Two pro-family legal groups -- Liberty Counsel and the Alliance Defense Fund -- are involved in the case.

“The law is a sneaky, end-run around the will of the people,” Robert Tyler of the Alliance Defense Fund said in a statement.

In 2000 California voters passed by a 61-39 percent margin Proposition 22 banning same-sex "marriage.

Superior Court Judge Loren McMaster asserted that the domestic partnership law, which was signed in 2003 by then-Gov. Gray Davis, does not violate Proposition 22.

“Proposition 22 denied same-sex couples the right to be married and prohibits the State of California from recognizing any marriage between same-sex couples; it did not preclude the Legislature from giving certain rights to persons who have registered as domestic partners," McMaster wrote.

But Liberty Counsel President Mathew Staver disagreed, noting in a statement: "Marriage is more than just a label.... The people have spoken and the courts must respect their decision."

SUPPORT FOR ORE. AMENDMENT -- A poll of "very likely" voters in Oregon shows that 61 percent support the constitutional marriage amendment that will be on that state's Nov. 2 ballot. The poll of 507 voters was conducted Aug. 26-Sept. 1 by Riley Research Associates. Thirty-four percent were opposed to the amendment, which would protect the traditional definition of marriage and ban same-sex "marriage"

All voting in Oregon is done by mail, and most voters will receive their ballots beginning the week of Oct. 15. Oregon's unique system means that the two sides in the amendment debate have just over one month to make their case.

DOMA WEBSITE LAUNCHED -- The pro-family legal group Alliance Defense Fund has launched a website to provide up-to-date information on state and federal lawsuits involving Defense of Marriage Acts (DOMAs). Approximately 38 states have Defense of Marriage Acts banning same-sex "marriage." A 1996 national law, also called the Defense of Marriage Act, prevents the federal government from recognizing same-sex "marriage" and gives states the option of doing the same.

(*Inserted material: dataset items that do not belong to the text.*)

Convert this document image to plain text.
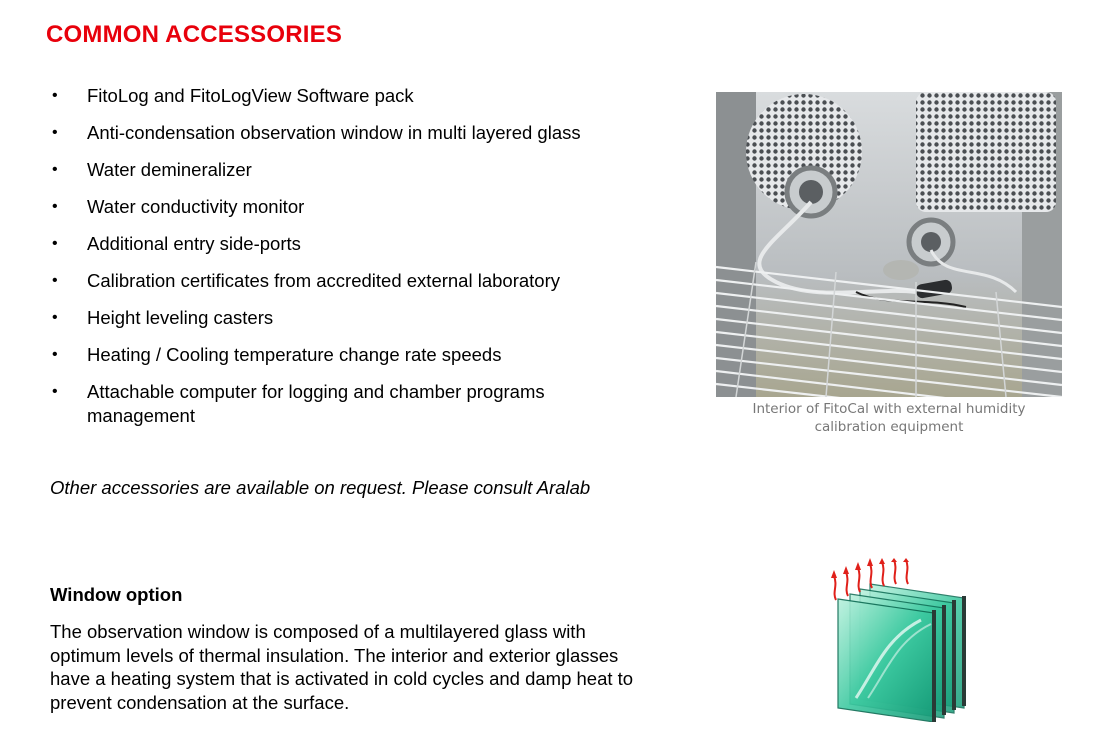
COMMON ACCESSORIES
• FitoLog and FitoLogView Software pack
• Anti-condensation observation window in multi layered glass
• Water demineralizer
• Water conductivity monitor
• Additional entry side-ports
• Calibration certificates from accredited external laboratory
• Height leveling casters
• Heating / Cooling temperature change rate speeds
• Attachable computer for logging and chamber programs management

Other accessories are available on request. Please consult Aralab

Interior of FitoCal with external humidity calibration equipment

Window option

The observation window is composed of a multilayered glass with optimum levels of thermal insulation. The interior and exterior glasses have a heating system that is activated in cold cycles and damp heat to prevent condensation at the surface.
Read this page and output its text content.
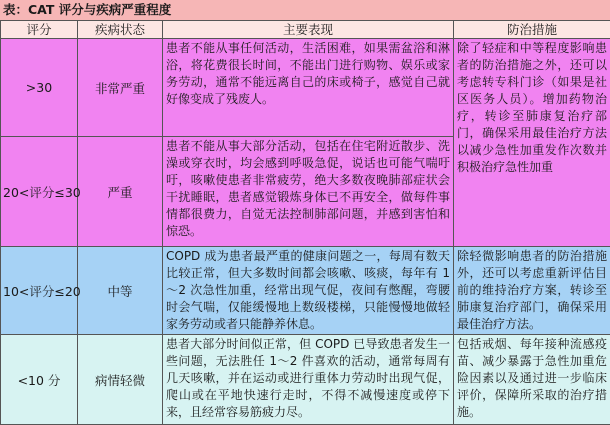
表：CAT 评分与疾病严重程度
评分	疾病状态	主要表现	防治措施
>30	非常严重	患者不能从事任何活动，生活困难，如果需盆浴和淋浴，将花费很长时间，不能出门进行购物、娱乐或家务劳动，通常不能远离自己的床或椅子，感觉自己就好像变成了残废人。	除了轻症和中等程度影响患者的防治措施之外，还可以考虑转专科门诊（如果是社区医务人员）。增加药物治疗，转诊至肺康复治疗部门，确保采用最佳治疗方法以减少急性加重发作次数并积极治疗急性加重
20<评分≤30	严重	患者不能从事大部分活动，包括在住宅附近散步、洗澡或穿衣时，均会感到呼吸急促，说话也可能气喘吁吁，咳嗽使患者非常疲劳，绝大多数夜晚肺部症状会干扰睡眠，患者感觉锻炼身体已不再安全，做每件事情都很费力，自觉无法控制肺部问题，并感到害怕和惊恐。	
10<评分≤20	中等	COPD 成为患者最严重的健康问题之一，每周有数天比较正常，但大多数时间都会咳嗽、咳痰，每年有 1～2 次急性加重，经常出现气促，夜间有憋醒，弯腰时会气喘，仅能缓慢地上数级楼梯，只能慢慢地做轻家务劳动或者只能静养休息。	除轻微影响患者的防治措施外，还可以考虑重新评估目前的维持治疗方案，转诊至肺康复治疗部门，确保采用最佳治疗方法。
<10 分	病情轻微	患者大部分时间似正常，但 COPD 已导致患者发生一些问题，无法胜任 1～2 件喜欢的活动，通常每周有几天咳嗽，并在运动或进行重体力劳动时出现气促，爬山或在平地快速行走时，不得不减慢速度或停下来，且经常容易筋疲力尽。	包括戒烟、每年接种流感疫苗、减少暴露于急性加重危险因素以及通过进一步临床评价，保障所采取的治疗措施。
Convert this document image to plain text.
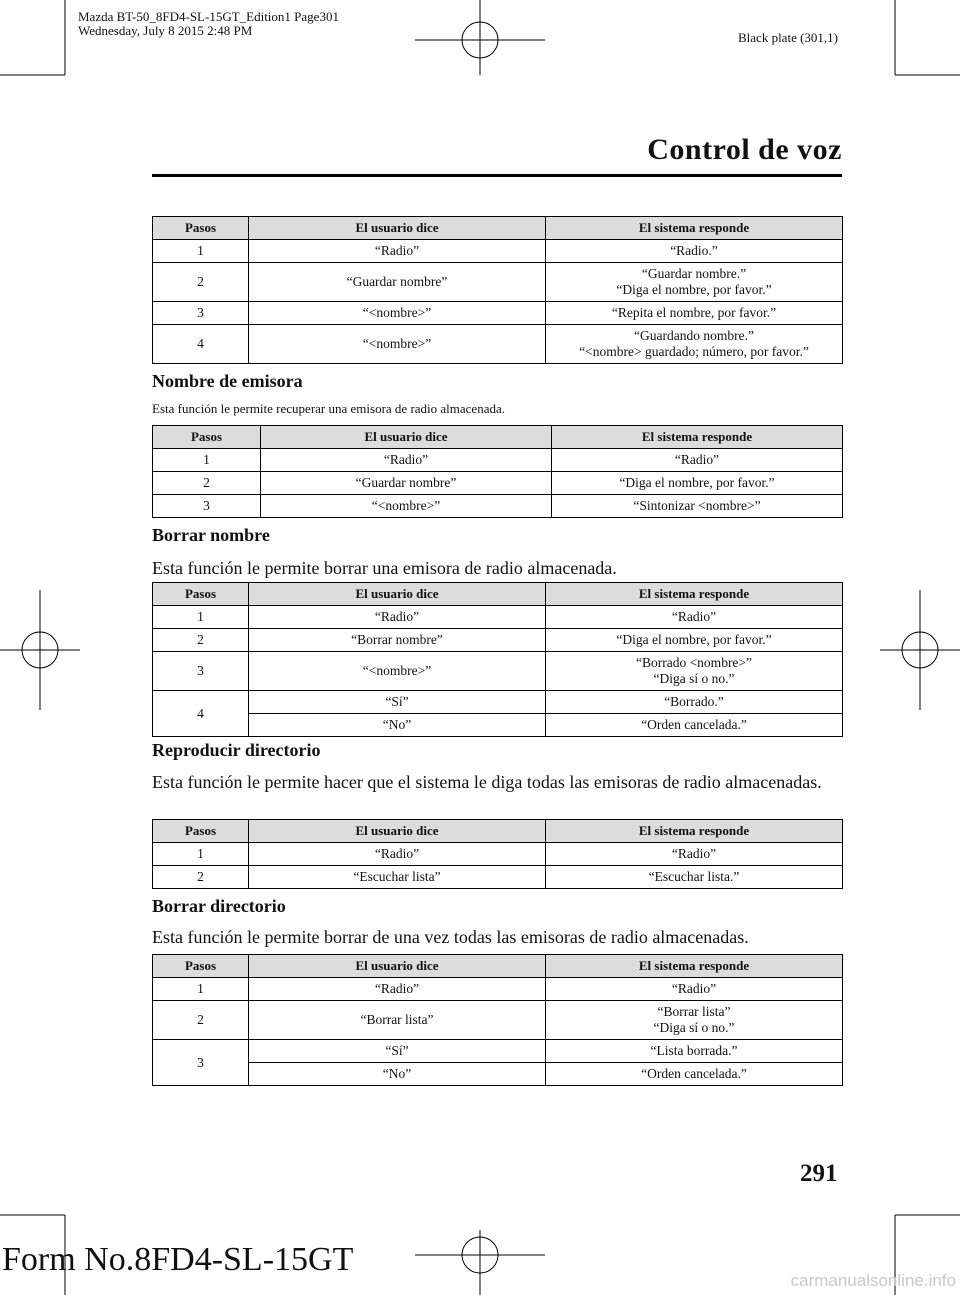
Mazda BT-50_8FD4-SL-15GT_Edition1 Page301
Wednesday, July 8 2015 2:48 PM	Black plate (301,1)
Control de voz
Pasos	El usuario dice	El sistema responde
1	“Radio”	“Radio.”

2	“Guardar nombre”	“Guardar nombre.”
“Diga el nombre, por favor.”

3	“<nombre>”	“Repita el nombre, por favor.”

4	“<nombre>”	“Guardando nombre.”
“<nombre> guardado; número, por favor.”
Nombre de emisora
Esta función le permite recuperar una emisora de radio almacenada.
Pasos	El usuario dice	El sistema responde
1	“Radio”	“Radio”
2	“Guardar nombre”	“Diga el nombre, por favor.”
3	“<nombre>”	“Sintonizar <nombre>”
Borrar nombre
Esta función le permite borrar una emisora de radio almacenada.
Pasos	El usuario dice	El sistema responde
1	“Radio”	“Radio”

2	“Borrar nombre”	“Diga el nombre, por favor.”

3	“<nombre>”	“Borrado <nombre>”
“Diga sí o no.”

4	“Sí”	“Borrado.”

	“No”	“Orden cancelada.”
Reproducir directorio
Esta función le permite hacer que el sistema le diga todas las emisoras de radio almacenadas.
Pasos	El usuario dice	El sistema responde
1	“Radio”	“Radio”
2	“Escuchar lista”	“Escuchar lista.”
Borrar directorio
Esta función le permite borrar de una vez todas las emisoras de radio almacenadas.
Pasos	El usuario dice	El sistema responde
1	“Radio”	“Radio”

2	“Borrar lista”	“Borrar lista”
“Diga sí o no.”

3	“Sí”	“Lista borrada.”

	“No”	“Orden cancelada.”
291
Form No.8FD4-SL-15GT
carmanualsonline.info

The website's address is www.domawatch.org.

“There is a strategic effort by radical activists to target Defense of Marriage Acts and this Web site will provide resources needed to defend against this growing assault,” Glen Lavy of the Alliance Defense Fund said in a statement.

Nationwide, nine states have been sued by those seeking same-sex "marriage" legalization.

WINK, WINK? -- The Democratic National Convention in Boston largely ignored the same-sex "marriage" issue, but that doesn't mean it wasn't discussed behind the scenes, one homosexual activist says.

"I call it the Stepford convention," Robin Tyler of DontAmend.com told a reporter for Knight Ridder Newspapers. "Everybody is going by the script because they are so afraid that Bush will get in. But behind the scenes, it's like don't worry, wink, wink; we'll take care of you."